Pickens County Herald
- Type: Weekly newspaper
- Format: Broadsheet
- Owner(s): Mid-South Newspapers Inc.
- Editor: Gena Huff
- Founded: 1904
- Headquarters: 215 Reform St, Carrollton, Pickens County, AL 35447
- Circulation: 4,000
- OCLC number: 15344667
- Website: pcherald.com

= Pickens County Herald =

The Pickens County Herald is a newspaper serving Carrollton, Alabama. It is published once a week on Wednesday, with a circulation of just under 4,000. The current editor is Gena Huff, who took the helm in 2018, succeeding previous editor Bo Black.

== History ==
It was established as a Democratic paper in 1904 by Bert Smith and Marion Johnson, formerly of the Columbus Dispatch, and relaunched in 1913 under editor Ben I. Rapport, publishing on Tuesdays and Fridays. In 1914, Rapport was able to recapitalize the paper, bringing in $10,000 of investment and significantly expanding it. The investment allowed the purchase new linotype machines, and was accompanied by a move from Reform, Alabama to Carrollton, where the paper still currently resides.

Rapport was one of a number of Alabama newspaper editors to oppose the Ku Klux Klan, saying "I do not even care to make any mention of this worthless organization, thereby giving them publicity."

For about 40 years, the paper was edited by John ("Jack") Pratt of Carrollton, who was also vice president of the Alabama Press Association for part of that time.
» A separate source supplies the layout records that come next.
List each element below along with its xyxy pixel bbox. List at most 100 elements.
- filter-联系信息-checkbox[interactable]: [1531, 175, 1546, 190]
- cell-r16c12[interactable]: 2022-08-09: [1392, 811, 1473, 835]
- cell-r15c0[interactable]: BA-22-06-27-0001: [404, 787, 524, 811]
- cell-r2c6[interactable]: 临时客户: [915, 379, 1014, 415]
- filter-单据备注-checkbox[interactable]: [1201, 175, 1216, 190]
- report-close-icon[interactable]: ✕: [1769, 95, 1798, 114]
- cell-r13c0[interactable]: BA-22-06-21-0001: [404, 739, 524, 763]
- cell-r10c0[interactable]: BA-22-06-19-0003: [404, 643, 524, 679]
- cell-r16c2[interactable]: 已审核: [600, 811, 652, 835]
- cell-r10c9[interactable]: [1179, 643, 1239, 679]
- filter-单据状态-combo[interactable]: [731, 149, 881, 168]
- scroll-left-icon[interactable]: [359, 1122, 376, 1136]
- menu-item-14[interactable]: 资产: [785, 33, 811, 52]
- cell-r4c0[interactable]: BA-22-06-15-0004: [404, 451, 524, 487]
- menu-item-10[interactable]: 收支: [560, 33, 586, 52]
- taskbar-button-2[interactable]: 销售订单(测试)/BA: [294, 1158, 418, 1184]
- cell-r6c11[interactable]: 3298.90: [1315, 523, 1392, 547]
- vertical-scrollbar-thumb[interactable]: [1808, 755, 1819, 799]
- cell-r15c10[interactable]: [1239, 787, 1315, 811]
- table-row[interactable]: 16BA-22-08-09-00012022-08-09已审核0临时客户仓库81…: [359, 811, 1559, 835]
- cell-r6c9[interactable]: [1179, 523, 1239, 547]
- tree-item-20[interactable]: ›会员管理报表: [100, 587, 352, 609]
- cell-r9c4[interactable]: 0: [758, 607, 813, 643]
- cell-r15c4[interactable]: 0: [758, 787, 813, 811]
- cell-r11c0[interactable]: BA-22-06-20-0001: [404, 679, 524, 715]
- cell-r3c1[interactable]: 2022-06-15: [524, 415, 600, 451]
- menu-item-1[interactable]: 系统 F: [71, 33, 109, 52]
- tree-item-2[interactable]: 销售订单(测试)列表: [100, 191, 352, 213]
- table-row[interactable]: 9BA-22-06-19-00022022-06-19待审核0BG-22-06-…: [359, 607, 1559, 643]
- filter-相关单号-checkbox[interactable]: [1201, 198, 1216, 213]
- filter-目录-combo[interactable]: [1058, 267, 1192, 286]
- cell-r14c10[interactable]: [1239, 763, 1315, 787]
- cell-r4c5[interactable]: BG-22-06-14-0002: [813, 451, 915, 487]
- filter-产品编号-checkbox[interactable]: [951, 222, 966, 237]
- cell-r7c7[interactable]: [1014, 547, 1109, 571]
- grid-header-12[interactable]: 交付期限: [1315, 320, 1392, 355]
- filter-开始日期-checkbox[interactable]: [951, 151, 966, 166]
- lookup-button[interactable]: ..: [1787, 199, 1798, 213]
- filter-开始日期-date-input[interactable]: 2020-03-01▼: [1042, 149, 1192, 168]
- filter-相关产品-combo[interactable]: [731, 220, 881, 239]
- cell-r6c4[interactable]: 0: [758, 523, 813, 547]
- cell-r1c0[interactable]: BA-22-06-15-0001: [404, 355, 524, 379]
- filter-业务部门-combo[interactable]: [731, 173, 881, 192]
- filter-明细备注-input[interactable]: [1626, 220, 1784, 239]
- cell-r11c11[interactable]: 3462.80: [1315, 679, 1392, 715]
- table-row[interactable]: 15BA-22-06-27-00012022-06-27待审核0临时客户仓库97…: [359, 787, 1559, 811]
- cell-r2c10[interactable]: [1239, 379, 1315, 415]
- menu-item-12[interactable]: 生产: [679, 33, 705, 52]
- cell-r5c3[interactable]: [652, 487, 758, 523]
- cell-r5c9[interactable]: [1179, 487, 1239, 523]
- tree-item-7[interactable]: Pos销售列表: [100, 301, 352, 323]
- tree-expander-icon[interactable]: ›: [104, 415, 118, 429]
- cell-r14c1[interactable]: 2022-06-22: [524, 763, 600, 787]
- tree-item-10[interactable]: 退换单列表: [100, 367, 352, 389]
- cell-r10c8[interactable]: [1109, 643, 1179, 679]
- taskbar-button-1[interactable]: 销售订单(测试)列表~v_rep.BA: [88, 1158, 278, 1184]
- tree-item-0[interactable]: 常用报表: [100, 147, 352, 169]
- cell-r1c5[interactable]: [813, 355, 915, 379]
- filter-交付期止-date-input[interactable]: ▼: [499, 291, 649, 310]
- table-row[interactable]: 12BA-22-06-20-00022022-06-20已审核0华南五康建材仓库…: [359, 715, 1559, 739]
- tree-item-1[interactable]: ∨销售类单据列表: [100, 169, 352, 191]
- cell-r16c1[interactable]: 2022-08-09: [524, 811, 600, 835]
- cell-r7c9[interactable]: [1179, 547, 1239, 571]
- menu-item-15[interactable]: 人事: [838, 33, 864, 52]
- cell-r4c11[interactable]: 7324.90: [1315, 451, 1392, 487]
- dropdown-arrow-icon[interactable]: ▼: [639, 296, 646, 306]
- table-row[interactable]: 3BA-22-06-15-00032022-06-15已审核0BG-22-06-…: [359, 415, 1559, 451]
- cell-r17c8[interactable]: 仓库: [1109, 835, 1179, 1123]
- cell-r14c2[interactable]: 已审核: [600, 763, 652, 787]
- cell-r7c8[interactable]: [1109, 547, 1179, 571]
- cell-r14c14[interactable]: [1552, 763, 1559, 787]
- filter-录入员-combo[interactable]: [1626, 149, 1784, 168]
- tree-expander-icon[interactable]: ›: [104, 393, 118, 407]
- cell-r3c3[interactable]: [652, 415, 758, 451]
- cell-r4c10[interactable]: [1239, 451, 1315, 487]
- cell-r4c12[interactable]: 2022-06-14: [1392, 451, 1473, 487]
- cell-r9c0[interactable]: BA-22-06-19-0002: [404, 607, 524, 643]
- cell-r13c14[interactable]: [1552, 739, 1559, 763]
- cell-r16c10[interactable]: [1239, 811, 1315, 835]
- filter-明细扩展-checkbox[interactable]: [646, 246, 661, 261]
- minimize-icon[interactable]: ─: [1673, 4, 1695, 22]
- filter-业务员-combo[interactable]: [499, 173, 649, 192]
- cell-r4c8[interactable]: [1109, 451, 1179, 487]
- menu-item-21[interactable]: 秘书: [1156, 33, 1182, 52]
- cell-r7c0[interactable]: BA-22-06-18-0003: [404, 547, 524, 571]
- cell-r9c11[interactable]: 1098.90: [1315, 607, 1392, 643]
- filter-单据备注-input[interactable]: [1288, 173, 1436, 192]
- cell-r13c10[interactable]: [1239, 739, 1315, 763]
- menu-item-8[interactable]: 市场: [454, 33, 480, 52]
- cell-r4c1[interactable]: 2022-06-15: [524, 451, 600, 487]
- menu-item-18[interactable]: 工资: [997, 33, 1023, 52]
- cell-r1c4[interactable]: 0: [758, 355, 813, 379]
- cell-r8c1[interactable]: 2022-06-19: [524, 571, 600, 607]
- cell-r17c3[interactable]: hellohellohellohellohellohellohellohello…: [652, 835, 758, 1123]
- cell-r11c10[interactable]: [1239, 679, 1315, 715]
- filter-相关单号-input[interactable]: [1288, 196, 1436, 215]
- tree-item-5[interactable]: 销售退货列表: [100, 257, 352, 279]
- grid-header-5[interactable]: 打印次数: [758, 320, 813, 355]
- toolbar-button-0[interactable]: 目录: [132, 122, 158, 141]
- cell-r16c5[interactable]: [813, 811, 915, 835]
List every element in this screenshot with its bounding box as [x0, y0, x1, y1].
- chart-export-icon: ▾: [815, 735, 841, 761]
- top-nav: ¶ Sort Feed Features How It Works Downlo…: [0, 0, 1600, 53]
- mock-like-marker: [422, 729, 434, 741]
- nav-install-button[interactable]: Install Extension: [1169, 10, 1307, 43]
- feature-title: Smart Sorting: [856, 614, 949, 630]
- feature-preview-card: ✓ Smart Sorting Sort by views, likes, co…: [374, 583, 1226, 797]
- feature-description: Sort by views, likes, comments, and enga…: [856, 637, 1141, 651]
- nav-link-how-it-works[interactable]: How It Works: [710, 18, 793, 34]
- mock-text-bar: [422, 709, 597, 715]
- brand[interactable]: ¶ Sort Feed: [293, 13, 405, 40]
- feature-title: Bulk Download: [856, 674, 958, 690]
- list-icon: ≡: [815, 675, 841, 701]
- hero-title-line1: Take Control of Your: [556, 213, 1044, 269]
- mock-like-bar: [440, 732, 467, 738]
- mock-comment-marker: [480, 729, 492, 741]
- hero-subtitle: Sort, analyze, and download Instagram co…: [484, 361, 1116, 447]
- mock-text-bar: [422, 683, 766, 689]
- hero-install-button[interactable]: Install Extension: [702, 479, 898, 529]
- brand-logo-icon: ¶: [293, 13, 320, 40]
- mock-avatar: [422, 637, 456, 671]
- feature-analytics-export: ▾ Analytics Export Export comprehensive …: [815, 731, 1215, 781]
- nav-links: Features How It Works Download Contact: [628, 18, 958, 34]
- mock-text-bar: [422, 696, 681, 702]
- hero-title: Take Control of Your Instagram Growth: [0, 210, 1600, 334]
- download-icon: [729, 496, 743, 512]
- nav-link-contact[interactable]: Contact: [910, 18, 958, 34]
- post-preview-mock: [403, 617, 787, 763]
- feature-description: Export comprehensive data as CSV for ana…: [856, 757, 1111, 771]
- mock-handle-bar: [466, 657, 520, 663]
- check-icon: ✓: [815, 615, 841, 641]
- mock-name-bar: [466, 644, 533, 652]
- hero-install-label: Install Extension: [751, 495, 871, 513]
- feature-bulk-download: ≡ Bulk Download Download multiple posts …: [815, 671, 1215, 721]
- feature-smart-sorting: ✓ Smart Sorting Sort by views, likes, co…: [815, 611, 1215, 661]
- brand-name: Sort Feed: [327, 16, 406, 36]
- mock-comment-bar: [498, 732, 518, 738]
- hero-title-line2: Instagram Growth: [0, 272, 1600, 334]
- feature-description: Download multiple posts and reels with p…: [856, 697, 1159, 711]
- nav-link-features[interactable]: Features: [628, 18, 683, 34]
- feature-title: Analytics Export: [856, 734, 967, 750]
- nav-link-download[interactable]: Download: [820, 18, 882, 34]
From 1963 to 1986 the Herald was owned and edited by Euteal vann Junkin, a lifelong resident of the county, U.S. Army veteran, and owner of Herald Printing for 44 years.

In a 2001 interview on the importance of local weekly papers, then-editor Doug Sanders emphasized the value of "keeping an eye on local officials."

The Tuscaloosa News, which reported on the Herald's founding and later financing, has continued to cite the Herald for local news reports as recently as 2018.

In 2018, an editorial in the Daily Mountain Eagle identified the Herald, along with itself, the Journal Record, and the Time-Record, as the key news organizations in the area Bevill State Community College serves.